On April 27, 1822, Hiram Ulysses Grant was born at Point Pleasant, Ohio. He crushed the Confederacy as general and the Ku Klux Klan as president, yet he’s denigrated for a quirk of fate: He owned a slave for about a year.

This is used to discount Grant’s entire legacy, even though we only know this historical footnote because of the manumission paperwork the general filed to free the man, 35-year-old William Jones.

I asked presidential historian Louis Picone, author of “Grant’s Tomb: The Epic Death of Ulysses S. Grant and the Making of an American Pantheon,” what he made of William Jones on the 200th anniversary of Grant’s birth.

“Grant freed him instead of selling him,” Mr. Picone said, “at a time when Grant was practically destitute with a family to support.” In the financial circumstances of the time, Jones was the Grant family’s biggest asset.
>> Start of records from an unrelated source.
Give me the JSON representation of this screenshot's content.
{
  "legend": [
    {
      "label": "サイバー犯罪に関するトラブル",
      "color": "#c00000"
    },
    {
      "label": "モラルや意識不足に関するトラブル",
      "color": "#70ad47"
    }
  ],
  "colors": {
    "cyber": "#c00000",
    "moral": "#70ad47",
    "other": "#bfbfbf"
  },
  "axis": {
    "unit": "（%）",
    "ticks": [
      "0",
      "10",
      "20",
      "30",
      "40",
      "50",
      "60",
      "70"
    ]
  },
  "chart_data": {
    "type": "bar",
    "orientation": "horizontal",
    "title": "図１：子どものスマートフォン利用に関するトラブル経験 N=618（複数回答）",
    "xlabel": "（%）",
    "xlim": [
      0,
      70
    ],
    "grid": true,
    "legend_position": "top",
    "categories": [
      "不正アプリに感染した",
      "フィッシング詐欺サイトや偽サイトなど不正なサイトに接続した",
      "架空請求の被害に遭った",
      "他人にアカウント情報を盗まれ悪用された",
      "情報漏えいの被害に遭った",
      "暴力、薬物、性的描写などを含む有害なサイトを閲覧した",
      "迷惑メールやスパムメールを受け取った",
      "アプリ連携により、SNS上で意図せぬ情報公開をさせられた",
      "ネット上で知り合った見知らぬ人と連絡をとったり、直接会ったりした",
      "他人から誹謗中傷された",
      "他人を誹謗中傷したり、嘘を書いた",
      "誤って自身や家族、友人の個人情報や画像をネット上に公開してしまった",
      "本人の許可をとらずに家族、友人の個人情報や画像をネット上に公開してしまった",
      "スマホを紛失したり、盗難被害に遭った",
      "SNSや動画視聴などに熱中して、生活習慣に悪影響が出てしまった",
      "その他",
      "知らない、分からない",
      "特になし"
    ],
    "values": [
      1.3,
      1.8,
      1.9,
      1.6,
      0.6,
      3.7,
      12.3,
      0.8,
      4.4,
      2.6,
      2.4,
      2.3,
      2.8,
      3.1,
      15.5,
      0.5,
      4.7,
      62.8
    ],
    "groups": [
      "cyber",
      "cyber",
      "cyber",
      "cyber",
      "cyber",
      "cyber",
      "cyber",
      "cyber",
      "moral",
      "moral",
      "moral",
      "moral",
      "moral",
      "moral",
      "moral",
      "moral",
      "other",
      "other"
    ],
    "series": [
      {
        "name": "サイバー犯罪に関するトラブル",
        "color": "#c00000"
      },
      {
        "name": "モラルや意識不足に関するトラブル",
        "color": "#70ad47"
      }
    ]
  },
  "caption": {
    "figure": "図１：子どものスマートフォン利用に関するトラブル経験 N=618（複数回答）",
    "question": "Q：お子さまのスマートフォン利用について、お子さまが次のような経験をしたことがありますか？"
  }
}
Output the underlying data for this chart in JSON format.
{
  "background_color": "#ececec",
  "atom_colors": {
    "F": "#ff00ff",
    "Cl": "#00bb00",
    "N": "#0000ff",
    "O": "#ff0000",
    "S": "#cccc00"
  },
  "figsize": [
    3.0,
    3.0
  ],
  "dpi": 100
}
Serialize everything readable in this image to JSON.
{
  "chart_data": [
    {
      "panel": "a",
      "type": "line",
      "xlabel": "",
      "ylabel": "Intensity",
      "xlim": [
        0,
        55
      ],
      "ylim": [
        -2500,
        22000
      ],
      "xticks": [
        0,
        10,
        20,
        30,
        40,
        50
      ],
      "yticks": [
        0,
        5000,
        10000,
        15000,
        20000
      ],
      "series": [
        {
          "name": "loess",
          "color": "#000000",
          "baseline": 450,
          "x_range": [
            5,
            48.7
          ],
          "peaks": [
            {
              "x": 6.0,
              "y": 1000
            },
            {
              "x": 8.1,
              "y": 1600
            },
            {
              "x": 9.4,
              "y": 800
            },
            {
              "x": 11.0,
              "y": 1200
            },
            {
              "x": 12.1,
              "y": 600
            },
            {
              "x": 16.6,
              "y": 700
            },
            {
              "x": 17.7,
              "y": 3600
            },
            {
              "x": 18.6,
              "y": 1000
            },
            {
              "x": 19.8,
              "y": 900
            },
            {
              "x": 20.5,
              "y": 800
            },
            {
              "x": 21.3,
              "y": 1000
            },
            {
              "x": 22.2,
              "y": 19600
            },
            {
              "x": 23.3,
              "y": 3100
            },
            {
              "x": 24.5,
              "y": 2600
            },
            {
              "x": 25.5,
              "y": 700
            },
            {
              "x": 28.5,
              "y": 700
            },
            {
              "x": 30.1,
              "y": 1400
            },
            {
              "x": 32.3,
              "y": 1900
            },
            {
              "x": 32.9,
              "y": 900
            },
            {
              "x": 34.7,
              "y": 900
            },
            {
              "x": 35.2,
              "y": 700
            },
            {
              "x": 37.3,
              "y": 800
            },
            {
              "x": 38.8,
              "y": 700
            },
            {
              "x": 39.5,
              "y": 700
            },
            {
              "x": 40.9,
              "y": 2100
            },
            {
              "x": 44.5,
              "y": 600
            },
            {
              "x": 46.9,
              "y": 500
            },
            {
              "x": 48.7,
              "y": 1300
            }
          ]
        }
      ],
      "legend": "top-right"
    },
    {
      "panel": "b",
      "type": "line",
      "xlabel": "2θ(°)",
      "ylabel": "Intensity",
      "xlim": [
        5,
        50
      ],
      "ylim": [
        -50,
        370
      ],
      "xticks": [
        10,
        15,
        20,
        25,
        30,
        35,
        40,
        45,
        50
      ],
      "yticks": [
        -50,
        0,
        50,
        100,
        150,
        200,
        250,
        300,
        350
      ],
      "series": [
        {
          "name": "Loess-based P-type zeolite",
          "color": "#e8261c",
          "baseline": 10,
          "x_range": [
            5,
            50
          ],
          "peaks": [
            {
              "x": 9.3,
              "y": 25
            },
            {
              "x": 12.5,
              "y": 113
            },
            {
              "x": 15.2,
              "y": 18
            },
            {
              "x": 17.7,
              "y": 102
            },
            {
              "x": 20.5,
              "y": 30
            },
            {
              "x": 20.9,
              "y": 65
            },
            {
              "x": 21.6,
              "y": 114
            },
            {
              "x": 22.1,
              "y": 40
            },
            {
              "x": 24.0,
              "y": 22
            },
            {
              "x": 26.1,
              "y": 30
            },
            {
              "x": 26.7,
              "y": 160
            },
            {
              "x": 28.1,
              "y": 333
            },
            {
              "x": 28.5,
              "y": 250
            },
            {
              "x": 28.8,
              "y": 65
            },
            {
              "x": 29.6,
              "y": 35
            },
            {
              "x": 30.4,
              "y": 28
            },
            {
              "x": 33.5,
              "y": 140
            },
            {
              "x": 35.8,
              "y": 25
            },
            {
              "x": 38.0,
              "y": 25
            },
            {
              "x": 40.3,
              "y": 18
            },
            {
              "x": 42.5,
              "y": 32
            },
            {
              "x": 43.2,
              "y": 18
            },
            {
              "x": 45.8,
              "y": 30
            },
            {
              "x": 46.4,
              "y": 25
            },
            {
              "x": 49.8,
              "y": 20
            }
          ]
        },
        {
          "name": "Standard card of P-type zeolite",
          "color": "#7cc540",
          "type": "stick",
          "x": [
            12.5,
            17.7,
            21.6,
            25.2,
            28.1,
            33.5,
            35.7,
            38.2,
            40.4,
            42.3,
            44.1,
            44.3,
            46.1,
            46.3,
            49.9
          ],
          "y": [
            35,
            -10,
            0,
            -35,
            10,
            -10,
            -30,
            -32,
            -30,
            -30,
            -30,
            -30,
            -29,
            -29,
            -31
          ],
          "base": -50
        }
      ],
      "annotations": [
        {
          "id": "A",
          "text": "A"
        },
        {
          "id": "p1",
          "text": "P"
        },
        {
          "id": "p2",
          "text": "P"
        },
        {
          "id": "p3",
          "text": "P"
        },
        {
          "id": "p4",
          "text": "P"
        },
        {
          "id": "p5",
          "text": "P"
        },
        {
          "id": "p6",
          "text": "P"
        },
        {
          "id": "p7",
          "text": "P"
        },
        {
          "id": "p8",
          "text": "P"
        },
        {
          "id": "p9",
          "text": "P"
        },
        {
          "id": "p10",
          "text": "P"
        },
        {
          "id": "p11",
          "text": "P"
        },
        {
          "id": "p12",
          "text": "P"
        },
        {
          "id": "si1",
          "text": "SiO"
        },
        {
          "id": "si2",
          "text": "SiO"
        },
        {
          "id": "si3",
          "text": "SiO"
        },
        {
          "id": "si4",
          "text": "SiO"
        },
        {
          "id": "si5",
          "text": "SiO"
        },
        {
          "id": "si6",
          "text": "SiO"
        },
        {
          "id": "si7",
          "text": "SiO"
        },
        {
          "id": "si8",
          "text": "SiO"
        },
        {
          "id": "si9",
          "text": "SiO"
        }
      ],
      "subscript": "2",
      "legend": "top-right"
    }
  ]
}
The 18th president never sought people to own. The freedom papers show that he received Jones from his slaveholding father-in-law, Frederick Dent, when he married his daughter, Julia. As a child with poor vision, Julia grew accustomed to relying on people held in bondage.

The Grant family, however, were abolitionists. When Jesse Grant offered to help his son, he made a point of saying he wouldn’t lift a finger so long as his son lived “among a tribe of slave-owners.” And the Grants were desperate for the money.

The future general failed at one job after another before the war, ending up so destitute he was reduced to selling firewood to feed his family. Dent saw his daughter marry a man with few prospects, less cash, and no household help. He expected his daughter to have servants, which was why he’d given her four human beings in her youth. 

Colonel Theodore Lyman described Grant as wearing “an expression as if he had determined to drive his head through a brick wall and was about to do it,” but “Sam” often surrendered to his wife’s wishes. 

As Louis Picone said, “Given what we know of Grant’s inherent decency, it would not be unrealistic to assume that William Jones was treated with human dignity and freed as soon as Grant felt he could do so.” 

We do know that Jones’s bondage gnawed at Grant’s conscience, if not those of his in-laws. At his farm, with the fitting name “Hardscrabble,” town folks mocked him for working shoulder-to-shoulder with enslaved persons.

Novelist Hamlin Garland spoke to several Grant neighbors, writing that one, Jefferson Sapington, recalled, “The use of slaves on the farm … was a source of irritation and shame to Grant.” Sapington mocked him as “helpless when it came to making slaves work.”

Another neighbor, one Mrs. Boggs, agreed. “He wouldn’t whip them. He was too gentle and good tempered — and besides, he was not a slavery man.” 

Frederick Douglass expressed this aspect of Grant’s character, saying that he was “a man too broad for prejudice, too humane to despise the humblest, too great to be small at any point. In him, the Negro found a protector…”

So how did we get to the point where, in June 2020, San Francisco vandals toppled a statue of Grant for his brief sin of owning William Jones? The answer is a bit of supreme historical irony.

After the war, the Southern Democrats, who’d been routed on the battlefield by “Unconditional Surrender Grant,” set about writing the myth of the Lost Cause, sanitizing the reason they fought — slavery — and savaging Republicans in general and the general in particular.

Imagine those former slaveholders who cast Grant as their villain laughing: Their character assassination proved so effective, even those who fancy themselves modern abolitionists believe it.

Yet when Ulysses S Grant had the opportunity, he freed William Jones rather than insisting he purchase the God-given rights enshrined in the Constitution of the United States or sell him to fill little Grant bellies.

Grant’s Tomb bears his quote “Let Us Have Peace,” but I remember other words on the bicentennial of his birth, those in the papers for William Jones, where Grant declared, “I do hereby manumit, emancipate & set free said William from slavery. Forever.”

Happy birthday, General Grant. Thank you for giving William Jones — and four million other Americans held in bondage — the greatest gift of all, freedom.